Погрев ладонь о ладонь, с огромной осторожностью взял девочку за цыплячью шею. Почему я это делаю? Зачем? Чему удивлен? В этом мире дети мрут, как мухи. У этого ребенка инфекционное заболевание съело половину легких, и её иммунитет уже не справляется. Но дело не в этом. Дело не в дочери лавочника. Важно, что со мной. Почему мне не безразлично? Зачем я хочу, чтобы эта девочка жила? Я сам убил много народа в прежнем мире, и в этом. Наверняка много ещё прикончу. Люди рождаются и умирают. Такова судьба. Чужая ли жизнь, моя собственная, никогда не представляла для меня особой ценности. Какое мне дело? Но желание внутри меня. Оно так сильно, что, если Шлойме решит, что я угрожаю его дочери и попытается размозжить мне череп – ничего не получится. Я сильнее его, сильнее любого в этом городе, хоть всех собери – никто меня не остановит. Почему?
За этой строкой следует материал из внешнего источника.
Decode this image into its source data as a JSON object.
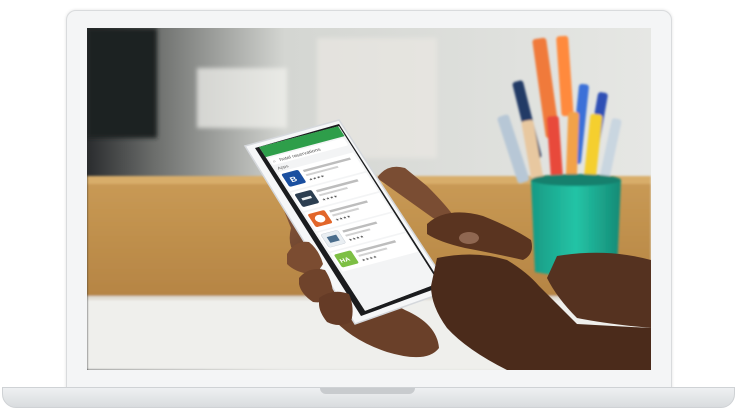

Надо мной лилась тихой музыкой проникновенная еврейская молитва. Лечение. Жизненные силы текли рекой. Запущена регенерация тканей. Иммунитет из горстки необученных погибающих крестьян превращался в кованную булатом гвардию численностью с войско крестоносцев. Органы проснулись ото сна, сердце заработало сильнее и уже требует питания для роста. Кровь омывает воспаленные участки, легкие гонят кислород, организм налит тугой упругой силой. Всё. Теперь нет больше такой инфекции или воспаления, чтобы остановят жизнь в худеньком тельце девочки.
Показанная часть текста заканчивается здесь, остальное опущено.